### Amazon Ground Truth

- use a combinations of **human labelers** and **active learning model** to efficiently label data.
- reduce the time and cost to label datasets by 70%.

### K-Means Clustering

[Video](https://www.youtube.com/watch?v=Cf_LSDCEBzk)

You select k, a predetermined number of clusters that you want to form. Then k points (centroids for k clusters) are selected at random locations in feature space. For each point in your training dataset:

1. You find the centroid that the point is closest to
2. And assign that point to that cluster
3. Then, for each cluster centroid, you move that point such that it is in the center of all the points that are were assigned to that cluster in step 2.
4. Repeat steps 2 and 3 until you’ve either reached convergence and points no longer change cluster membership or until some specified number of iterations have been reached.


### Choosing a "Good" K

One method for choosing a "good" k, is to choose based on empirical data.

- A bad k would be one so high that only one or two very close data points are near it, and
- Another bad k would be one so low that data points are really far away from the centers.

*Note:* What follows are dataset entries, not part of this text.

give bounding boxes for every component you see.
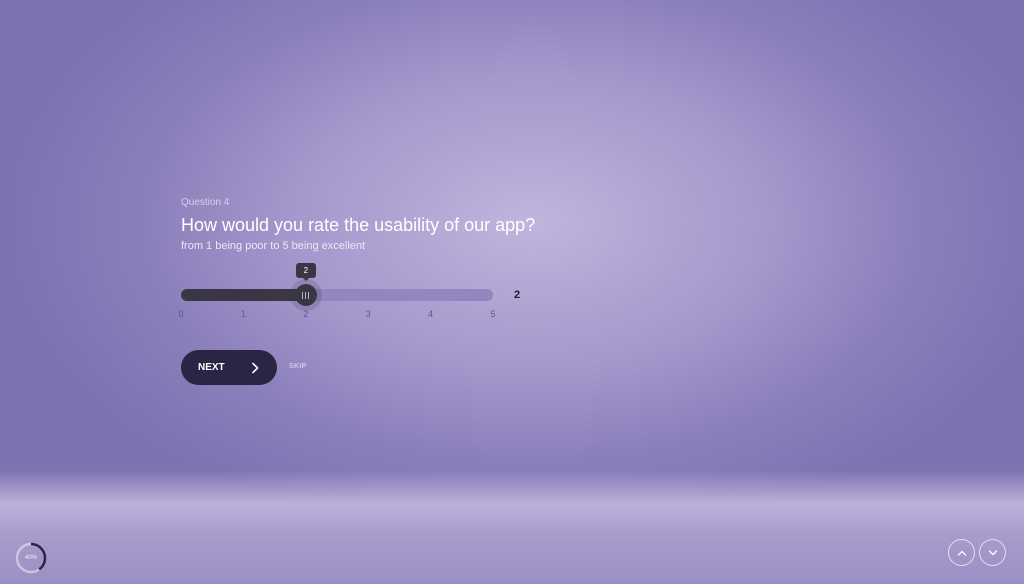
question-subtitle: from 1 being poor to 5 being excellent (181, 240, 366, 252)
slider-track[interactable] (181, 289, 493, 301)
slider-fill (181, 289, 306, 301)
rating-slider[interactable]: 2 2 0 1 2 3 4 5 (178, 262, 541, 322)
slider-tick-label: 4 (428, 309, 434, 319)
next-button-label: NEXT (198, 362, 225, 373)
grip-icon (302, 291, 310, 299)
slider-value-tooltip: 2 (295, 263, 316, 281)
chevron-right-icon (252, 362, 259, 373)
slider-value-readout: 2 (514, 289, 521, 301)
question-block: Question 4 How would you rate the usabil… (181, 196, 601, 253)
question-title: How would you rate the usability of our … (181, 215, 536, 235)
next-button[interactable]: NEXT (181, 350, 277, 385)
progress-indicator: 40% (14, 541, 48, 575)
progress-label: 40% (24, 555, 37, 561)
slider-tick-label: 0 (178, 309, 184, 319)
skip-link[interactable]: SKIP (289, 363, 307, 370)
previous-question-button[interactable] (948, 539, 975, 566)
chevron-up-icon (957, 550, 966, 556)
slider-tick-labels: 0 1 2 3 4 5 (178, 309, 495, 321)
slider-thumb[interactable] (294, 284, 317, 306)
question-number: Question 4 (181, 197, 230, 208)
background-floor (0, 470, 1024, 584)
slider-tick-label: 1 (240, 309, 246, 319)
slider-tick-label: 3 (365, 309, 371, 319)
slider-tick-label: 2 (303, 309, 309, 319)
slider-tick-label: 5 (490, 309, 496, 319)
chevron-down-icon (988, 549, 997, 555)
next-question-button[interactable] (979, 539, 1006, 566)
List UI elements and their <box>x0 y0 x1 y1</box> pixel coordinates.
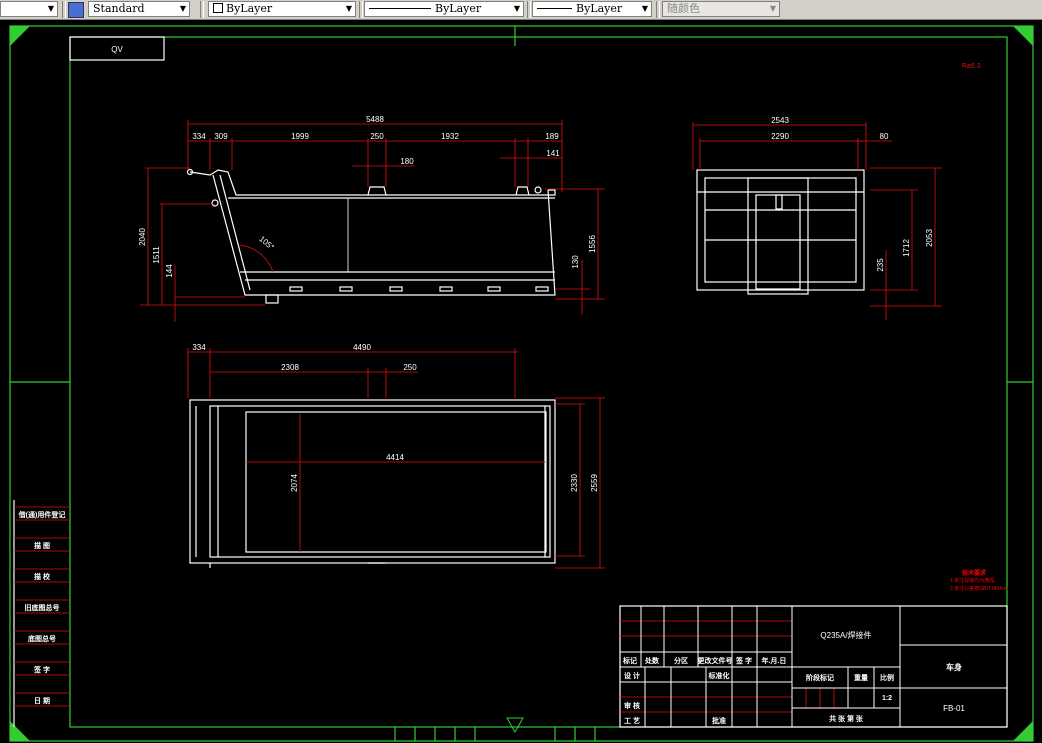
dimension-label: 标准化 <box>708 671 730 680</box>
dimension-label: 1712 <box>902 239 911 257</box>
dimension-label: 技术要求 <box>962 569 987 577</box>
dimension-label: 分区 <box>674 656 688 665</box>
title-block: Q235A/焊接件 车身 FB-01 标记 处数 分区 更改文件号 签 字 年.… <box>619 605 1008 728</box>
line-sample-icon <box>369 8 431 9</box>
centering-mark <box>506 717 524 734</box>
text-style-dropdown[interactable]: Standard ▼ <box>88 1 190 17</box>
corner-mark <box>10 721 30 741</box>
dimension-label: 180 <box>400 157 414 166</box>
dimension-label: 334 <box>192 132 206 141</box>
dimension-label: 80 <box>880 132 889 141</box>
end-view: 2543 2290 80 235 1712 2053 <box>692 116 942 320</box>
dimension-label: 底图总号 <box>28 634 56 643</box>
dimension-label: 4414 <box>386 453 404 462</box>
dimension-label: 250 <box>403 363 417 372</box>
part-name: 车身 <box>946 662 962 672</box>
surface-roughness-mark: Ra6.3 <box>962 63 981 70</box>
plotstyle-dropdown: 随颜色 ▼ <box>662 1 780 17</box>
dimension-label: 130 <box>571 255 580 269</box>
dimension-label: 1556 <box>588 235 597 253</box>
text-style-icon[interactable] <box>68 2 84 18</box>
dimension-label: 描 校 <box>34 572 51 581</box>
top-view: 334 4490 2308 250 4414 2074 2330 2559 <box>187 343 605 569</box>
dimension-label: 2.未注公差按GB/T1804-m <box>950 585 1008 592</box>
dimension-label: 审 核 <box>624 701 640 710</box>
dimension-label: 日 期 <box>34 696 50 705</box>
chevron-down-icon: ▼ <box>47 4 54 13</box>
dimension-label: 2330 <box>570 474 579 492</box>
dimension-label: 重量 <box>854 673 868 682</box>
dimension-label: 2543 <box>771 116 789 125</box>
dimension-label: 比例 <box>880 673 894 682</box>
dimension-label: 2053 <box>925 229 934 247</box>
side-view: 5488 334 309 1999 250 1932 189 180 141 2… <box>138 115 605 322</box>
dimension-label: 5488 <box>366 115 384 124</box>
corner-mark <box>10 26 30 46</box>
color-value: ByLayer <box>226 2 273 15</box>
dimension-label: 阶段标记 <box>806 673 834 682</box>
side-register-table: 借(通)用件登记 描 图 描 校 旧底图总号 底图总号 签 字 日 期 <box>13 500 70 727</box>
lineweight-dropdown[interactable]: ByLayer ▼ <box>532 1 652 17</box>
dimension-label: 1:2 <box>882 695 892 702</box>
dimension-label: 334 <box>192 343 206 352</box>
corner-mark <box>1013 721 1033 741</box>
dimension-label: 工 艺 <box>624 716 640 725</box>
layer-dropdown[interactable]: ▼ <box>0 1 58 17</box>
dimension-label: 旧底图总号 <box>25 603 60 612</box>
dimension-label: 250 <box>370 132 384 141</box>
dimension-label: 更改文件号 <box>698 656 733 665</box>
dimension-label: 2559 <box>590 474 599 492</box>
dimension-label: 235 <box>876 258 885 272</box>
dimension-label: 309 <box>214 132 228 141</box>
line-sample-icon <box>537 8 572 9</box>
dimension-label: 2290 <box>771 132 789 141</box>
corner-mark <box>1013 26 1033 46</box>
dimension-label: 签 字 <box>33 665 50 674</box>
dimension-label: 批准 <box>712 716 726 725</box>
dimension-label: 处数 <box>644 656 660 665</box>
drawing-canvas[interactable]: QV Ra6.3 5488 334 309 1999 250 1932 189 … <box>0 20 1042 743</box>
dimension-label: 2040 <box>138 228 147 246</box>
dimension-label: 2308 <box>281 363 299 372</box>
text-style-value: Standard <box>93 2 145 15</box>
material-text: Q235A/焊接件 <box>820 630 871 640</box>
inner-border <box>69 36 1008 728</box>
dimension-label: 签 字 <box>735 656 752 665</box>
dimension-label: 1932 <box>441 132 459 141</box>
drawing-number: FB-01 <box>943 704 965 713</box>
dimension-label: 1511 <box>152 246 161 264</box>
linetype-value: ByLayer <box>435 2 482 15</box>
dimension-label: 借(通)用件登记 <box>18 510 66 519</box>
dimension-label: 4490 <box>353 343 371 352</box>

You want to select a k such that data points in a single cluster are close together but that there are enough clusters to effectively separate the data. You can approximate this separation by measuring how close your data points are to each cluster center; the average centroid distance between cluster points and a centroid. After trying several values for k, the centroid distance typically reaches some "elbow"; it stops decreasing at a sharp rate and this indicates a good value of k.

### Data Dimensionality
One thing to note is that it’s often easiest to form clusters when you have **low-dimensional data**. For example, it can be difficult, and often noisy, to get good clusters from data that has over 100 features. In high-dimensional cases, there is often a dimensionality reduction step (like PCA) that takes place before data is analyzed by a clustering algorithm. 

### Normalization

[Source](https://en.wikipedia.org/wiki/Feature_scaling)

To make sure the feature measurements are consistent and comparable, you’ll scale all of the numerical features into a range between 0 and 1. This is a pretty typical normalization step.

1. Rescaling (min-max normalization)

data will be in [-1, +1] range

$
x'={\frac  {x-{\text{min}}(x)}{{\text{max}}(x)-{\text{min}}(x)}}
$

2. Mean normalization 

centers data around mean point [-3, +3]

$
{\displaystyle x'={\frac {x-{\text{average}}(x)}{{\text{max}}(x)-{\text{min}}(x)}}}
$
3. Standardization (Z-score Normalization)

$
x' = \frac{x - \bar{x}}{\sigma}
$

### PCA

[Video](https://www.youtube.com/watch?v=uyl44T12yU8)

Principal Component Analysis (PCA) attempts to reduce the number of features within a dataset while retaining the “principal components”, which are defined as weighted combinations of existing features that:

1. Are uncorrelated with one another, so you can treat them as independent features, and
2. Account for the largest possible variability in the data!

So, depending on how many components we want to produce, the first one will be responsible for the largest variability on our data and the second component for the second-most variability, and so on. Which is exactly what we want to have for clustering purposes!

**PCA is commonly used when you have data with many many features.**

# SageMaker example repository
https://github.com/aws/amazon-sagemaker-examples

## Defining a Custom Model
To define a custom model, you need to have the model itself and the following two scripts:

1. A training script that defines how the model will accept input data, and train. This script should also save the trained model parameters.
2. A predict script that defines how a trained model produces an output and in what format.

### PyTorch
In PyTorch, you have the option of defining a neural network of your own design. These models do not come with any built-in predict scripts and so you have to write one yourself.

### SKLearn
The scikit-learn library, on the other hand, has many pre-defined models that come with train and predict functions attached!

You can define custom SKLearn models in a very similar way that you do PyTorch models only you typically only have to define the training script. You can use the default predict function.